MUNDO COM EXCESSO DE RELIGIÃO E CARÊNCIA DE FÉ
À tarde, Frei Vanildo falou da minoridade na relação com Deus e consigo mesmo. “Hoje em dia, o mundo tem excesso de religião e carência de fé. O que mais se veem são templos, igrejas surgindo. No debate político, muitas vezes, mais se discutia quem era adequado diante da religião e menos quem tinha melhores políticas públicas”, lamentou.
O problema, segundo o pregador, é que conteúdos se colocam nessa palavra de Deus. “Sendo a religião construção humana, como acrisolar essa experiência para chegar ao cerne último de nossa fé?”, perguntou, citando o Papa Francisco, que aborda esse assunto na Exortação Apostólica “Gaudete et Exsultate”, quando toca o tema da santidade. Fala de dois inimigos sutis da santidade, onde aparece um imanentismo antropocêntrico, ou seja, o ser humano incapaz de sair de sua realidade humana, fechado em si mesmo; e o gnosticismo e pelagianismo, que se apresentam sempre com roupagens novas, mas que sempre levam ao ser humano autocentrado, incapaz de transcendência (de abrir-se para Deus) e incapaz de abrir-se para os irmãos. “O gnosticismo é uma das piores ideologias, pois, ao mesmo tempo que exalta indevidamente o conhecimento ou uma determinada experiência, considera que a sua própria visão da realidade seja a perfeição. Assim, talvez sem se aperceber, esta ideologia autoalimenta-se e torna-se ainda mais cega. Por vezes, torna-se particularmente enganadora, quando se disfarça de espiritualidade desencarnada. Com efeito, o gnosticismo, ‘por sua natureza, quer domesticar o mistério’,[38] tanto o mistério de Deus e da sua graça, como o mistério da vida dos outros” (GE, 40).
Para o pregador, o excesso de religião pode levar ao afastamento de Deus. “Somos profissionais da religião. De tanto falar de Deus, podemos esquecer quem é Deus. É o gnosticismo. Não precisa ser filosófico ou doutrinal. São Francisco de Assis, querendo proteger os frades do gnosticismo, apela a Santo Antônio que ensine aos frades teologia, contanto que não se acabe o espírito de oração e devoção. Reconhecia São Francisco a tentação de transformar a religião em um conjunto de proposições abstratas, especulativas”, explicou.

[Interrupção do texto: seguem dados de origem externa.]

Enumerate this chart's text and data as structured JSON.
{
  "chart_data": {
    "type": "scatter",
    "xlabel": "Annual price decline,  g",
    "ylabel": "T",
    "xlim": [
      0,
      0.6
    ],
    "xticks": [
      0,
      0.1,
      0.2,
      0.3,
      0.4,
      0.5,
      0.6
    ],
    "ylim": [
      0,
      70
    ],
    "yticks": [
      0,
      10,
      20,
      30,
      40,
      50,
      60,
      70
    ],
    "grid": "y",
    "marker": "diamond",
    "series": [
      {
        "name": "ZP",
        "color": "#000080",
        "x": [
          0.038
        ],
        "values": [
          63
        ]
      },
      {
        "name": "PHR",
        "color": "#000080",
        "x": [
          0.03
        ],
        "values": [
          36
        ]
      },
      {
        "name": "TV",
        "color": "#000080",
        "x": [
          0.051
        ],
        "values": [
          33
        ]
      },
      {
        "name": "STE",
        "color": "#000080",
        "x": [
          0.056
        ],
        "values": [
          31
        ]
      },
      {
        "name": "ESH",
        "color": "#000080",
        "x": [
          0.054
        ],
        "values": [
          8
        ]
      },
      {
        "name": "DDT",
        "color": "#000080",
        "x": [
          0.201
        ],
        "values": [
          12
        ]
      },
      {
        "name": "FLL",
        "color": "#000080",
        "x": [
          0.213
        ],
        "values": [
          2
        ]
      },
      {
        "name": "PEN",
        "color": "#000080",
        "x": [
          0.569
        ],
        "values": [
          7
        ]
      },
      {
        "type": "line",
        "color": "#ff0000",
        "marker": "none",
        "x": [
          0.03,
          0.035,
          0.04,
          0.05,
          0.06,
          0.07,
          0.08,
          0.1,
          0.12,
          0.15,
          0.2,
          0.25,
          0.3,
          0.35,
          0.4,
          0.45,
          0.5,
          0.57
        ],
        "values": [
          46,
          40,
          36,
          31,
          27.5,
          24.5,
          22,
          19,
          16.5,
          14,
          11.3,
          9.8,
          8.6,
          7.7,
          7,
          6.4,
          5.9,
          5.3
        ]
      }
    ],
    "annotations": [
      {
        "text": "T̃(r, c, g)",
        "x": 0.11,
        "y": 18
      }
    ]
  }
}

Continuando com o Papa Francisco, falou dos perigos do Pelagianismo: A pessoa pode ser boa em tudo o que faz, mas a salvação não vem disso, vem da misericórdia de Deus. “Ainda há cristãos que insistem em seguir outro caminho: o da justificação pelas suas próprias forças, o da adoração da vontade humana e da própria capacidade que se traduz numa autocomplacência egocêntrica e elitista, desprovida do verdadeiro amor. Manifesta-se em muitas atitudes aparentemente diferentes entre si: a obsessão pela lei, o fascínio de exibir conquistas sociais e políticas, a ostentação no cuidado da liturgia, da doutrina e do prestígio da Igreja, a vanglória ligada à gestão de assuntos práticos, a atração pelas dinâmicas de autoajuda e realização autorreferencial. É nisto que alguns cristãos gastam as suas energias e o seu tempo, em vez de se deixarem guiar pelo Espírito no caminho do amor, apaixonarem-se por comunicar a beleza e a alegria do Evangelho e procurarem os afastados nessas imensas multidões sedentas de Cristo” (GE, 57).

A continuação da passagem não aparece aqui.